R3 comments on Scottish insolvency statistics Q2 2016-17
Commenting on the Scottish Insolvency Statistics, Q2 2016-17, Eileen Blackburn, Chair of R3 in Scotland’s Technical Committee, the insolvency trade body says:
“It’s too soon to tell if there will be a ‘Brexit’ effect, but it’s good to see that the initial turbulence hasn’t translated into businesses being pushed over the edge.
“However, the decision to leave the EU and a potential second Scottish independence referendum on the horizon means that businesses could face a period of prolonged uncertainty.
“Like their counterparts elsewhere in the UK, Scottish businesses now have to adapt a ‘wait-and-see’ approach when it comes to planning for the future which can make it difficult for decision-makers to plan ahead with confidence.
“Many of Scotland’s oil and gas businesses are undertaking periods of restructuring, saving them from having to enter formal insolvency procedures, which will be contributing to the low number of corporate insolvencies.
“Companies that are facing financial struggles should seek advice as early as possible.
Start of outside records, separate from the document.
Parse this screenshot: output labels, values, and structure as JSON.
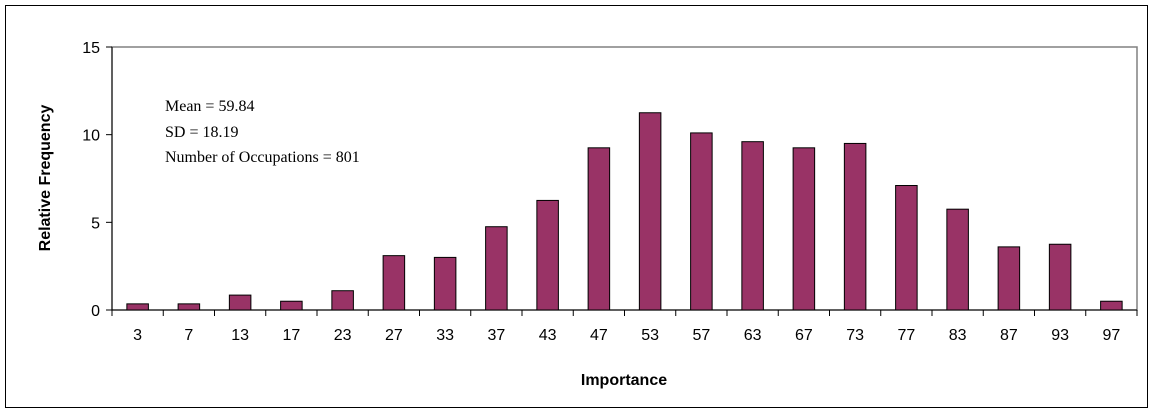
{
  "colors": {
    "bar_fill": "#993366",
    "bar_stroke": "#000000",
    "plot_border": "#808080",
    "axis": "#000000"
  },
  "chart_data": {
    "type": "bar",
    "xlabel": "Importance",
    "ylabel": "Relative Frequency",
    "ylim": [
      0,
      15
    ],
    "yticks": [
      "0",
      "5",
      "10",
      "15"
    ],
    "grid": false,
    "legend": "none",
    "categories": [
      "3",
      "7",
      "13",
      "17",
      "23",
      "27",
      "33",
      "37",
      "43",
      "47",
      "53",
      "57",
      "63",
      "67",
      "73",
      "77",
      "83",
      "87",
      "93",
      "97"
    ],
    "values": [
      0.35,
      0.35,
      0.85,
      0.5,
      1.1,
      3.1,
      3.0,
      4.75,
      6.25,
      9.25,
      11.25,
      10.1,
      9.6,
      9.25,
      9.5,
      7.1,
      5.75,
      3.6,
      3.75,
      0.5
    ],
    "annotations": [
      "Mean = 59.84",
      "SD = 18.19",
      "Number of Occupations = 801"
    ]
  }
}
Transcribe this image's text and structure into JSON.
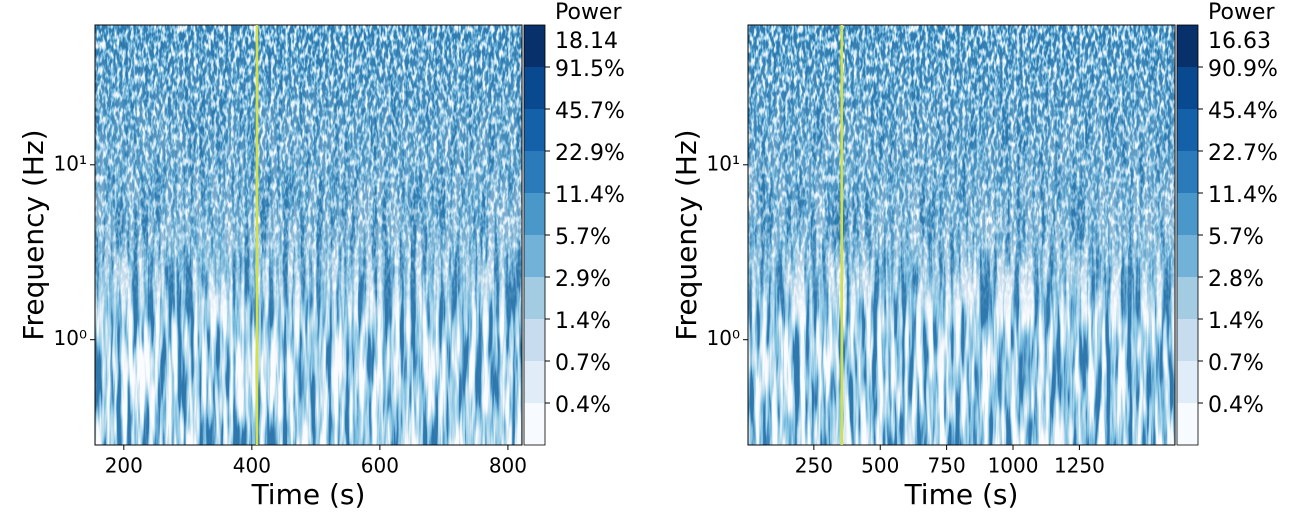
{
  "chart_data": [
    {
      "type": "spectrogram",
      "xlabel": "Time (s)",
      "ylabel": "Frequency (Hz)",
      "xlim": [
        155,
        822
      ],
      "xticks": [
        200,
        400,
        600,
        800
      ],
      "ylim": [
        0.25,
        63
      ],
      "log_y": true,
      "yticks": [
        {
          "value": 1,
          "label": "10⁰"
        },
        {
          "value": 10,
          "label": "10¹"
        }
      ],
      "vline": {
        "x": 408,
        "color": "#d4e044"
      },
      "colorbar": {
        "title": "Power",
        "max": 18.14,
        "ticks": [
          {
            "value": 0.4,
            "label": "0.4%"
          },
          {
            "value": 0.7,
            "label": "0.7%"
          },
          {
            "value": 1.4,
            "label": "1.4%"
          },
          {
            "value": 2.9,
            "label": "2.9%"
          },
          {
            "value": 5.7,
            "label": "5.7%"
          },
          {
            "value": 11.4,
            "label": "11.4%"
          },
          {
            "value": 22.9,
            "label": "22.9%"
          },
          {
            "value": 45.7,
            "label": "45.7%"
          },
          {
            "value": 91.5,
            "label": "91.5%"
          }
        ],
        "colors": [
          "#f7fbff",
          "#e0ecf8",
          "#c8dcf0",
          "#a3cce3",
          "#73b2d8",
          "#4a98c9",
          "#2b7bba",
          "#1561a9",
          "#084990",
          "#08306b"
        ]
      }
    },
    {
      "type": "spectrogram",
      "xlabel": "Time (s)",
      "ylabel": "Frequency (Hz)",
      "xlim": [
        2,
        1610
      ],
      "xticks": [
        250,
        500,
        750,
        1000,
        1250
      ],
      "ylim": [
        0.25,
        63
      ],
      "log_y": true,
      "yticks": [
        {
          "value": 1,
          "label": "10⁰"
        },
        {
          "value": 10,
          "label": "10¹"
        }
      ],
      "vline": {
        "x": 355,
        "color": "#d4e044"
      },
      "colorbar": {
        "title": "Power",
        "max": 16.63,
        "ticks": [
          {
            "value": 0.4,
            "label": "0.4%"
          },
          {
            "value": 0.7,
            "label": "0.7%"
          },
          {
            "value": 1.4,
            "label": "1.4%"
          },
          {
            "value": 2.8,
            "label": "2.8%"
          },
          {
            "value": 5.7,
            "label": "5.7%"
          },
          {
            "value": 11.4,
            "label": "11.4%"
          },
          {
            "value": 22.7,
            "label": "22.7%"
          },
          {
            "value": 45.4,
            "label": "45.4%"
          },
          {
            "value": 90.9,
            "label": "90.9%"
          }
        ],
        "colors": [
          "#f7fbff",
          "#e0ecf8",
          "#c8dcf0",
          "#a3cce3",
          "#73b2d8",
          "#4a98c9",
          "#2b7bba",
          "#1561a9",
          "#084990",
          "#08306b"
        ]
      }
    }
  ]
}
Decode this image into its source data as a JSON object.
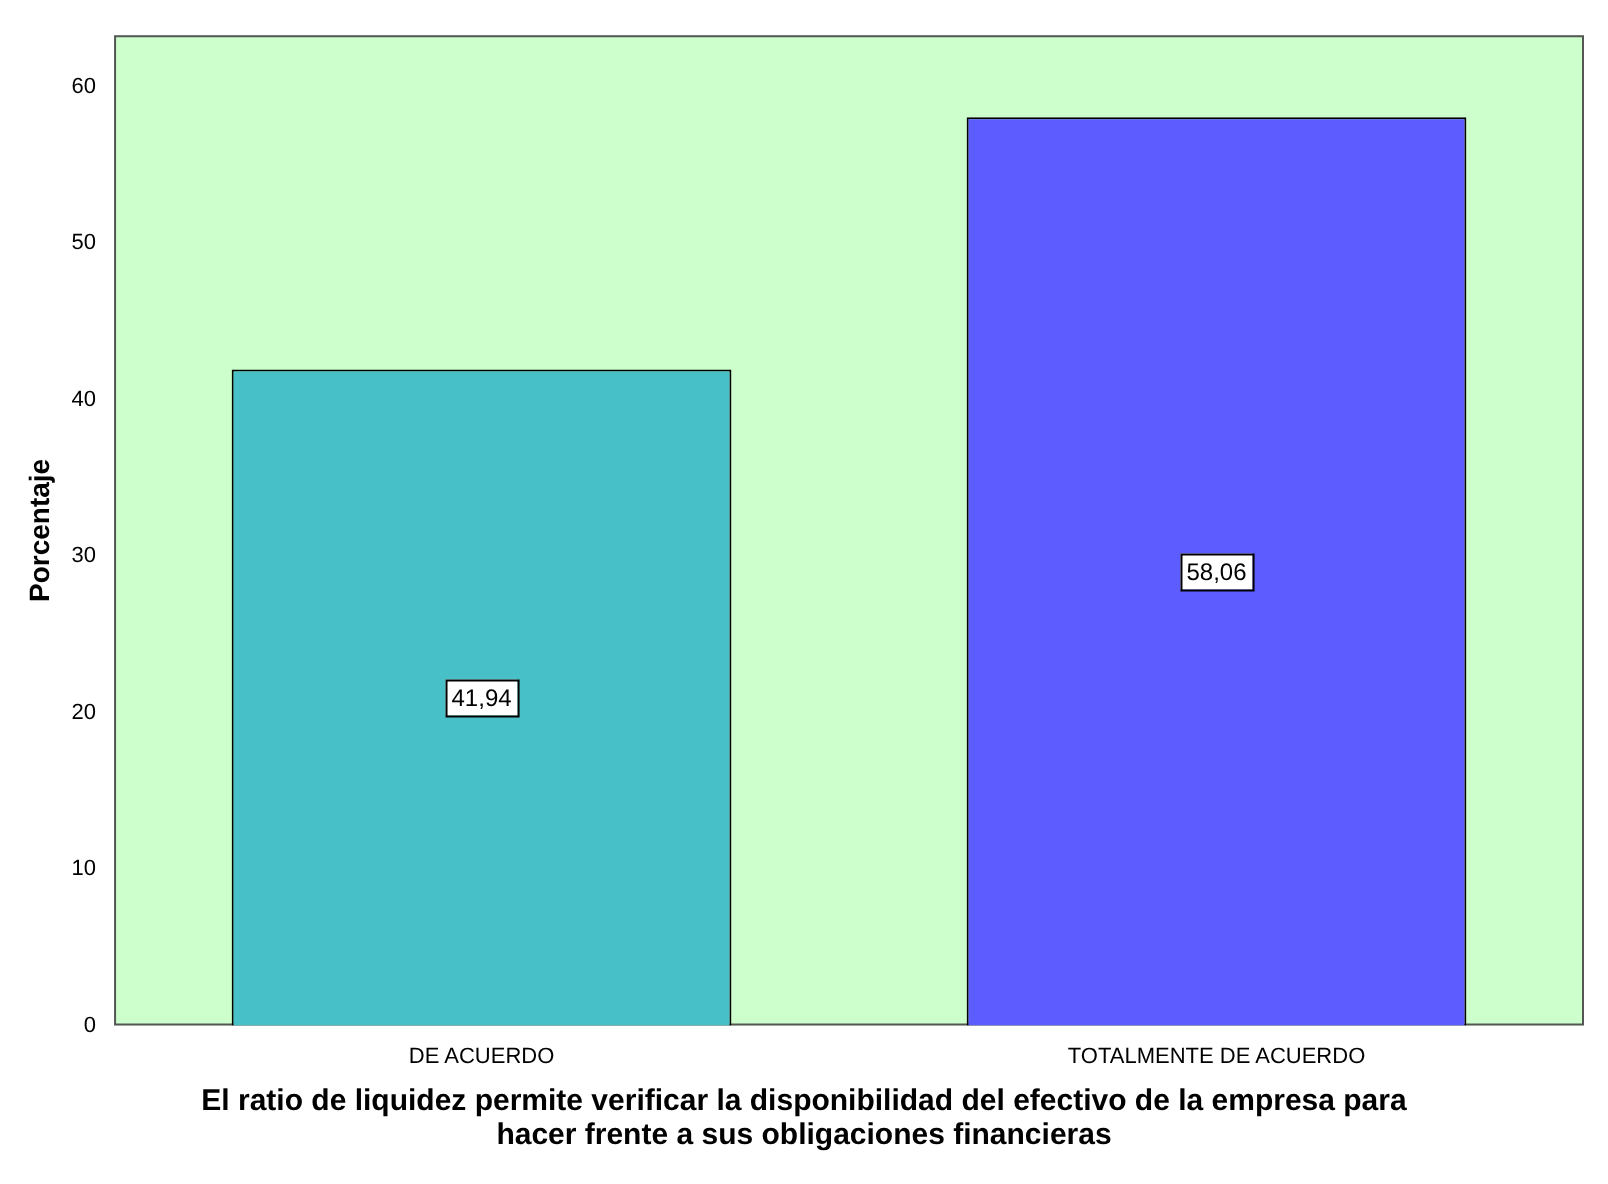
{
  "chart_data": {
    "type": "bar",
    "xlabel": "El ratio de liquidez permite verificar la disponibilidad del efectivo de la empresa para hacer frente a sus obligaciones financieras",
    "ylabel": "Porcentaje",
    "categories": [
      "DE ACUERDO",
      "TOTALMENTE DE ACUERDO"
    ],
    "values": [
      41.94,
      58.06
    ],
    "colors": [
      "#48c0c8",
      "#5c5cff"
    ],
    "value_labels": [
      "41,94",
      "58,06"
    ],
    "ylim": [
      0,
      63.3
    ],
    "yticks": [
      0,
      10,
      20,
      30,
      40,
      50,
      60
    ],
    "grid": false,
    "legend": false
  }
}
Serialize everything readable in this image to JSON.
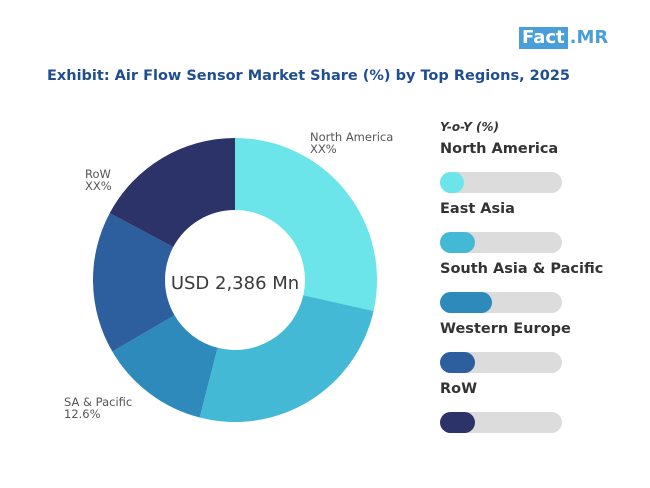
{
  "brand": {
    "part1": "Fact",
    "part2": ".MR"
  },
  "chart_data": {
    "type": "pie",
    "title": "Exhibit:  Air Flow Sensor Market Share (%) by Top Regions, 2025",
    "center_label": "USD 2,386 Mn",
    "slices": [
      {
        "name": "North America",
        "value": 28.5,
        "label": "North America",
        "value_label": "XX%",
        "color": "#6ce5ea"
      },
      {
        "name": "East Asia",
        "value": 25.5,
        "label": "",
        "value_label": "",
        "color": "#43b9d6"
      },
      {
        "name": "South Asia & Pacific",
        "value": 12.6,
        "label": "SA & Pacific",
        "value_label": "12.6%",
        "color": "#2e8abb"
      },
      {
        "name": "Western Europe",
        "value": 16.2,
        "label": "",
        "value_label": "",
        "color": "#2d5f9e"
      },
      {
        "name": "RoW",
        "value": 17.2,
        "label": "RoW",
        "value_label": "XX%",
        "color": "#2b3368"
      }
    ],
    "yoy": {
      "title": "Y-o-Y (%)",
      "items": [
        {
          "name": "North America",
          "fill": 0.2,
          "color": "#6ce5ea"
        },
        {
          "name": "East Asia",
          "fill": 0.29,
          "color": "#43b9d6"
        },
        {
          "name": "South Asia & Pacific",
          "fill": 0.43,
          "color": "#2e8abb"
        },
        {
          "name": "Western Europe",
          "fill": 0.29,
          "color": "#2d5f9e"
        },
        {
          "name": "RoW",
          "fill": 0.29,
          "color": "#2b3368"
        }
      ]
    }
  }
}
Ignoring the problem only prolongs the difficulties and jeopardises the best chance of recovery.”
“The numbers of personal insolvencies in Scotland are beginning to stabilise after a long-term decline.
“It’s probably too early for ‘Brexit’ to be having any effect on the figures but it’s possible that it could cause financial difficulties for people in the future if the cost of living rises.
“The falling pound has increased the cost of imports, and while businesses haven’t yet passed this on to consumers through price hikes, if the pound remains weak they may not be able to absorb higher costs in the long-term.
“A recovering oil price has already caused a rise in inflation and if that continues, and inflation overtakes wage growth, it will have a tangible impact on people’s ability to make end meets.
“According to R3’s latest research nearly half (46%) of Scottish adults already struggle to make it to payday. This is concerning because if the cost of living increases, even marginally, it could have a significant impact on people’s finances.
“It’s important that people having financial difficulties don’t stick their head in the sand but seek qualified advice and take action.”